Por exemplo, do município do Cuito Cuanavale para Mavinga, num percurso de 200 quilómetros, a viagem é feita em 15 horas, ao passo que, caso fosse terraplenada, calcula-se que seria em cerca de cinco horas, e, se asfaltada, o percurso compreenderia apenas duas ou três horas.
Viajar pela província do Cuando a dentro ainda afigura-se como um verdadeiro acto de resiliência e muita experiência ao volante, pois, para além da falta de estradas, o terreno é extremamente quente e arenoso.
Até ao momento, o Cuando lidera as denominadas zonas de difícil acesso, portanto, recônditas.
Os serviços de comunicação em rede e em satélite não funcionam, tal como os sinais repetidores de rádio, televisão e outros meios modernos de comunicação.

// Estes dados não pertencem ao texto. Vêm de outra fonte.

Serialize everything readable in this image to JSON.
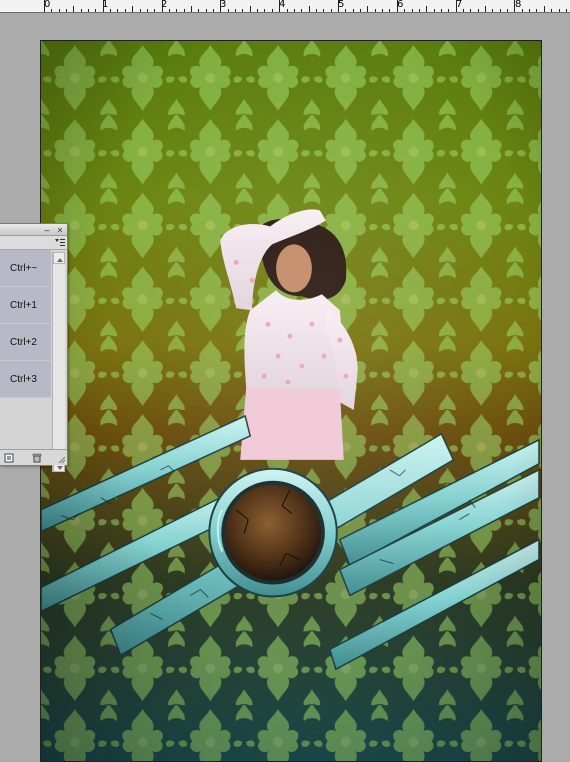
{
  "ruler": {
    "labels": [
      "0",
      "1",
      "2",
      "3",
      "4",
      "5",
      "6",
      "7",
      "8"
    ]
  },
  "panel": {
    "close_glyph": "×",
    "minimize_glyph": "–",
    "rows": [
      {
        "shortcut": "Ctrl+~"
      },
      {
        "shortcut": "Ctrl+1"
      },
      {
        "shortcut": "Ctrl+2"
      },
      {
        "shortcut": "Ctrl+3"
      }
    ],
    "icons": [
      "new-channel-icon",
      "trash-icon",
      "panel-menu-icon",
      "scroll-up-icon",
      "scroll-down-icon"
    ]
  },
  "colors": {
    "background_top": "#5a7d0e",
    "background_mid": "#7a7410",
    "background_bottom": "#1e4e50",
    "damask": "#9fd66a",
    "metal": "#8fdcdc",
    "core": "#4a2e14",
    "panel_row": "#b8b9c6"
  }
}
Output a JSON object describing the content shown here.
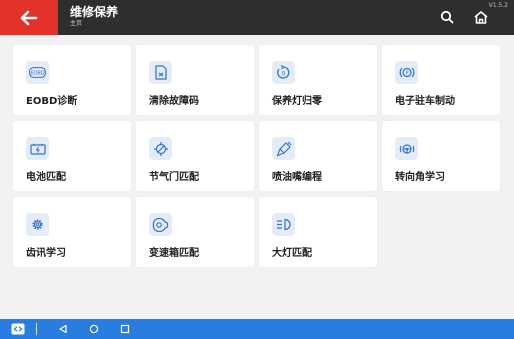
{
  "header": {
    "title": "维修保养",
    "subtitle": "主页",
    "version": "V1.5.2"
  },
  "functions": [
    {
      "label": "EOBD诊断",
      "icon": "eobd-icon"
    },
    {
      "label": "清除故障码",
      "icon": "clear-dtc-icon"
    },
    {
      "label": "保养灯归零",
      "icon": "service-reset-icon"
    },
    {
      "label": "电子驻车制动",
      "icon": "epb-icon"
    },
    {
      "label": "电池匹配",
      "icon": "battery-icon"
    },
    {
      "label": "节气门匹配",
      "icon": "throttle-icon"
    },
    {
      "label": "喷油嘴编程",
      "icon": "injector-icon"
    },
    {
      "label": "转向角学习",
      "icon": "steering-icon"
    },
    {
      "label": "齿讯学习",
      "icon": "gear-icon"
    },
    {
      "label": "变速箱匹配",
      "icon": "transmission-icon"
    },
    {
      "label": "大灯匹配",
      "icon": "headlight-icon"
    }
  ],
  "icons": {
    "eobd_text": "EOBD"
  },
  "colors": {
    "accent_red": "#e3322b",
    "header_bg": "#2e2e2e",
    "icon_blue": "#2f6fd8",
    "icon_bg": "#e4ecf8",
    "nav_blue": "#2a7de0"
  }
}
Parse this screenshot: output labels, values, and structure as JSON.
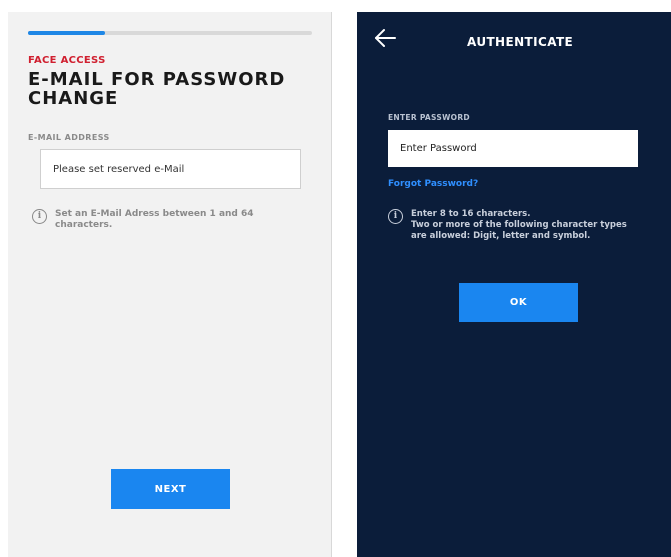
{
  "left": {
    "progress": 0.27,
    "eyebrow": "FACE ACCESS",
    "title": "E-MAIL FOR PASSWORD CHANGE",
    "email_label": "E-MAIL ADDRESS",
    "email_placeholder": "Please set reserved e-Mail",
    "info_text": "Set an E-Mail Adress between 1 and 64 characters.",
    "next_label": "NEXT"
  },
  "right": {
    "title": "AUTHENTICATE",
    "password_label": "ENTER PASSWORD",
    "password_placeholder": "Enter Password",
    "forgot_label": "Forgot Password?",
    "info_lines": [
      "Enter 8 to 16 characters.",
      "Two or more of the following character types",
      "are allowed: Digit, letter and symbol."
    ],
    "ok_label": "OK"
  },
  "icons": {
    "info_glyph": "i",
    "back": "arrow-left-icon"
  },
  "colors": {
    "accent_blue": "#1a86f0",
    "eyebrow_red": "#d01f2f",
    "dark_bg": "#0b1d3a",
    "link_blue": "#2f8fff"
  }
}
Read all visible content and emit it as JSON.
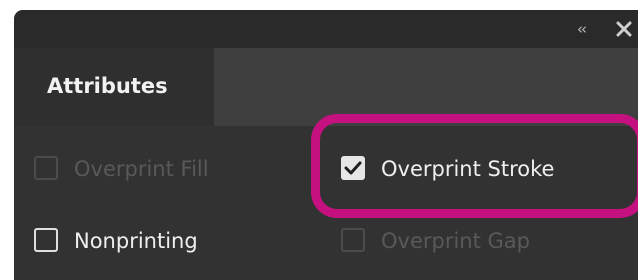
{
  "panel": {
    "collapse_glyph": "‹‹",
    "close_icon": "close-icon",
    "active_tab": "Attributes"
  },
  "options": [
    {
      "label": "Overprint Fill",
      "checked": false,
      "enabled": false
    },
    {
      "label": "Overprint Stroke",
      "checked": true,
      "enabled": true
    },
    {
      "label": "Nonprinting",
      "checked": false,
      "enabled": true
    },
    {
      "label": "Overprint Gap",
      "checked": false,
      "enabled": false
    }
  ],
  "colors": {
    "panel_bg": "#323232",
    "titlebar_bg": "#2a2a2a",
    "tabstrip_bg": "#3f3f3f",
    "annotation_ring": "#c4117f"
  }
}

Santuário da biodiversidade à espera de investimentos
A província do Cuando representa um verdadeiro santuário da biodiversidade angolana e tida como um “pulmão verde” da região leste, a julgar pela enorme extensão da flora acomodada nos Parques Nacionais Luengue/Luiana, que ocupam uma área de 22 mil 610 quilómetros quadrados.
Para lá da diversidade de plantas e animais, muitas das quais raras e em vias de extinção, na província confirma-se a presença dos cinco animais mais pesados do mundo, como são os casos de elefantes, rinocerontes, búfalos, hipopótamos e zebras.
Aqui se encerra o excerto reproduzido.